Lying on a cool smooth rock on a desert mesa in southern Utah at night. The sky was crystal clear, the stars were amazing. But, what's that? One is zipping across the sky! Nope, it wasn't a meteor, it was a satalite. The first time I'd seen one. Made me think about how thin and precious our atmosphere is.
:wink: Thats very nice littlek
littlek,
I saw my first shooting stars on a beach in Sardinia - it was a night to remember...skinny dipping in water with those plankton that glow when you move them, too!
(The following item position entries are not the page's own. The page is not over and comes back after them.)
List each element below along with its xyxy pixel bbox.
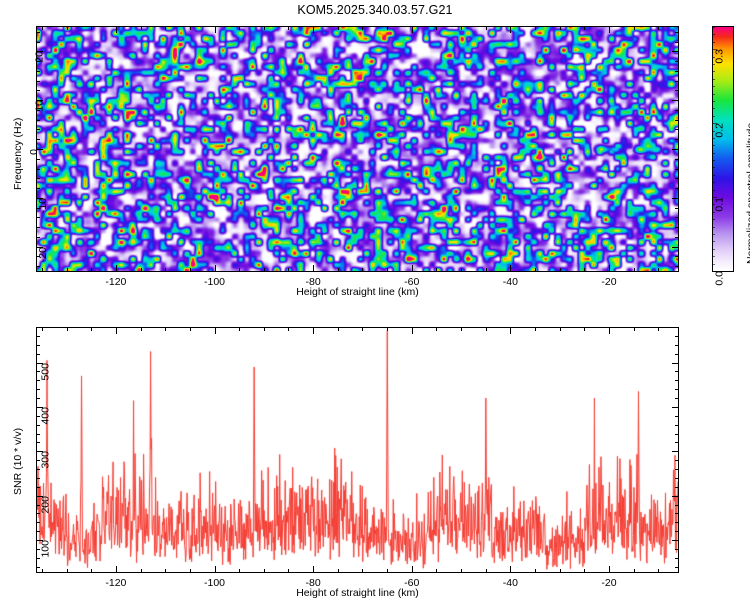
y-tick-label: 300	[40, 451, 52, 469]
x-tick-label: -100	[199, 276, 231, 288]
colorbar-minor-tick	[713, 197, 717, 198]
x-tick	[313, 566, 314, 572]
spectrogram-ylabel: Frequency (Hz)	[12, 118, 24, 190]
x-minor-tick	[584, 268, 585, 271]
colorbar-minor-tick	[713, 160, 715, 161]
snr-trace-line	[37, 328, 678, 572]
x-minor-tick	[436, 328, 437, 331]
colorbar-minor-tick	[713, 79, 715, 80]
x-minor-tick	[67, 328, 68, 331]
y-minor-tick	[37, 434, 40, 435]
x-minor-tick	[165, 569, 166, 572]
x-tick-label: -120	[100, 577, 132, 589]
x-minor-tick	[362, 27, 363, 30]
x-minor-tick	[535, 268, 536, 271]
y-tick	[672, 100, 678, 101]
y-minor-tick	[37, 159, 40, 160]
colorbar-tick-label: 0.1	[714, 197, 726, 212]
x-tick	[116, 265, 117, 271]
x-minor-tick	[461, 268, 462, 271]
colorbar-minor-tick	[713, 190, 715, 191]
x-minor-tick	[436, 268, 437, 271]
x-minor-tick	[288, 268, 289, 271]
x-minor-tick	[387, 328, 388, 331]
x-minor-tick	[264, 27, 265, 30]
y-minor-tick	[37, 460, 40, 461]
x-minor-tick	[338, 268, 339, 271]
x-tick	[215, 27, 216, 33]
y-tick-label: -10	[37, 198, 49, 213]
x-minor-tick	[165, 328, 166, 331]
colorbar-minor-tick	[713, 204, 715, 205]
x-minor-tick	[486, 27, 487, 30]
y-minor-tick	[37, 513, 40, 514]
x-minor-tick	[658, 27, 659, 30]
x-minor-tick	[658, 569, 659, 572]
x-minor-tick	[239, 569, 240, 572]
y-minor-tick	[37, 389, 40, 390]
x-minor-tick	[165, 27, 166, 30]
y-minor-tick	[37, 120, 40, 121]
colorbar-minor-tick	[713, 212, 715, 213]
x-minor-tick	[42, 569, 43, 572]
x-tick	[116, 328, 117, 334]
x-minor-tick	[288, 569, 289, 572]
figure-title: KOM5.2025.340.03.57.G21	[0, 3, 750, 17]
colorbar-minor-tick	[713, 42, 715, 43]
y-minor-tick	[675, 81, 678, 82]
x-minor-tick	[239, 328, 240, 331]
y-minor-tick	[37, 354, 40, 355]
x-minor-tick	[461, 27, 462, 30]
y-minor-tick	[675, 208, 678, 209]
y-tick	[672, 407, 678, 408]
y-minor-tick	[675, 159, 678, 160]
y-minor-tick	[37, 380, 40, 381]
x-minor-tick	[560, 268, 561, 271]
x-minor-tick	[584, 27, 585, 30]
y-minor-tick	[675, 42, 678, 43]
x-minor-tick	[42, 328, 43, 331]
x-minor-tick	[91, 328, 92, 331]
y-minor-tick	[675, 505, 678, 506]
y-minor-tick	[675, 139, 678, 140]
x-minor-tick	[165, 268, 166, 271]
x-minor-tick	[91, 569, 92, 572]
y-minor-tick	[37, 227, 40, 228]
y-minor-tick	[675, 71, 678, 72]
x-minor-tick	[560, 569, 561, 572]
colorbar-minor-tick	[713, 219, 715, 220]
x-tick	[412, 265, 413, 271]
x-tick	[510, 328, 511, 334]
y-minor-tick	[37, 416, 40, 417]
y-minor-tick	[37, 61, 40, 62]
colorbar-minor-tick	[713, 94, 715, 95]
x-minor-tick	[535, 27, 536, 30]
y-minor-tick	[675, 90, 678, 91]
x-minor-tick	[141, 27, 142, 30]
x-minor-tick	[387, 27, 388, 30]
colorbar-minor-tick	[713, 49, 717, 50]
y-minor-tick	[675, 256, 678, 257]
y-minor-tick	[675, 371, 678, 372]
y-minor-tick	[675, 178, 678, 179]
colorbar-minor-tick	[713, 249, 715, 250]
x-minor-tick	[67, 569, 68, 572]
y-minor-tick	[37, 558, 40, 559]
x-tick-label: -20	[593, 276, 625, 288]
x-tick	[510, 566, 511, 572]
y-minor-tick	[37, 505, 40, 506]
y-minor-tick	[675, 266, 678, 267]
y-tick-label: 500	[40, 363, 52, 381]
y-minor-tick	[675, 61, 678, 62]
x-minor-tick	[461, 328, 462, 331]
y-minor-tick	[675, 469, 678, 470]
y-tick	[672, 540, 678, 541]
y-minor-tick	[37, 522, 40, 523]
y-minor-tick	[675, 531, 678, 532]
x-tick	[116, 566, 117, 572]
y-minor-tick	[675, 434, 678, 435]
colorbar-minor-tick	[713, 234, 715, 235]
y-minor-tick	[675, 416, 678, 417]
x-minor-tick	[486, 328, 487, 331]
x-minor-tick	[190, 268, 191, 271]
x-minor-tick	[141, 569, 142, 572]
x-minor-tick	[535, 328, 536, 331]
y-minor-tick	[675, 522, 678, 523]
y-minor-tick	[675, 442, 678, 443]
y-minor-tick	[675, 549, 678, 550]
y-minor-tick	[675, 478, 678, 479]
y-minor-tick	[37, 549, 40, 550]
y-minor-tick	[37, 442, 40, 443]
colorbar-minor-tick	[713, 264, 715, 265]
y-tick-label: 100	[40, 540, 52, 558]
x-minor-tick	[338, 27, 339, 30]
x-minor-tick	[584, 328, 585, 331]
y-tick	[672, 363, 678, 364]
y-minor-tick	[675, 120, 678, 121]
colorbar-minor-tick	[713, 153, 715, 154]
x-tick	[215, 566, 216, 572]
colorbar-minor-tick	[713, 27, 715, 28]
spectrogram-xlabel: Height of straight line (km)	[236, 286, 479, 298]
x-tick-label: -100	[199, 577, 231, 589]
colorbar-minor-tick	[713, 108, 715, 109]
x-minor-tick	[387, 569, 388, 572]
x-tick	[313, 265, 314, 271]
spectrogram-panel	[36, 26, 679, 272]
y-minor-tick	[675, 487, 678, 488]
x-minor-tick	[141, 328, 142, 331]
x-minor-tick	[141, 268, 142, 271]
y-minor-tick	[37, 371, 40, 372]
x-tick	[609, 265, 610, 271]
y-tick	[672, 198, 678, 199]
y-minor-tick	[675, 460, 678, 461]
x-tick	[412, 27, 413, 33]
x-tick	[412, 328, 413, 334]
x-minor-tick	[560, 27, 561, 30]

I had a very similar night by Hampton Bays last summer - we watched the moon come up and move further and further from it's shadow in the water!
Hmmm....KP
Nice
Another moment was a day or two after I moved to Santa Fe. I'd just spent a rocky month and a half with my crazy aunt in LA. I got to SF alone, 2 friends showed up a day later. I drove out of town and down a dirt road. I wound up at a little tiny canyon at a tributary to the Rio Grande. I crept into the little split, climbed up on a rock, looked up at the stony walls. I felt like I'd returned to the womb. I was moved to tears. There were canyon wrens flitting about making their beautiful music and there were sage and pine sap smells in the air.
Margo what a host you are-thank you.
The golden girl I took to Paris told me during our trip that she was actually going out with another guy and she was dumoing me. I had two choices -sulk or get laid. I leave you to guess the outcome, suffice to say it takes a lot to make me sulk.
On the topic of Denmark and Sweden I experienced a great example of human friendship and open-ness whilst hitch hiking around Sweden after finishing my first degree.
Me and my friend from College were getting nowhere it was late at night and we had been waiting at the side of the road from our last lift for 3 hours. A BMW pulls up with a gorgeous blonde lady in it, a few years older than us, we were 21 and 23 respectivley, she was around 30. She offers to put us both up for the weekend at her weekend cabin. It transpires she is sharing it with her brother and pregnant girlfriend. We had the most wonderful weekend-barbecues, an elk hunt-just looking-no guns I do not believe in killing anything, my buddhist philosophy of life, we went skinny dipping in a very cold lake.
In matters of a carnal nature I drew a blank being a mere baby, the smile on my friend's face told me he was rather more lucky.
Great people, beautiful country, marvellous hospitality-what can I say.
Can you go back? I went back to that canyon many times after the first. Turns out it is a big party spot (haha!). We brought out generators and had a band play once. It was always magical, but not quite so magical as the first time I happened upon it.
New Mexico is filled with magic - it's not lie when they call it the land of enchantment.
You can never go back little k, the momnet has gone.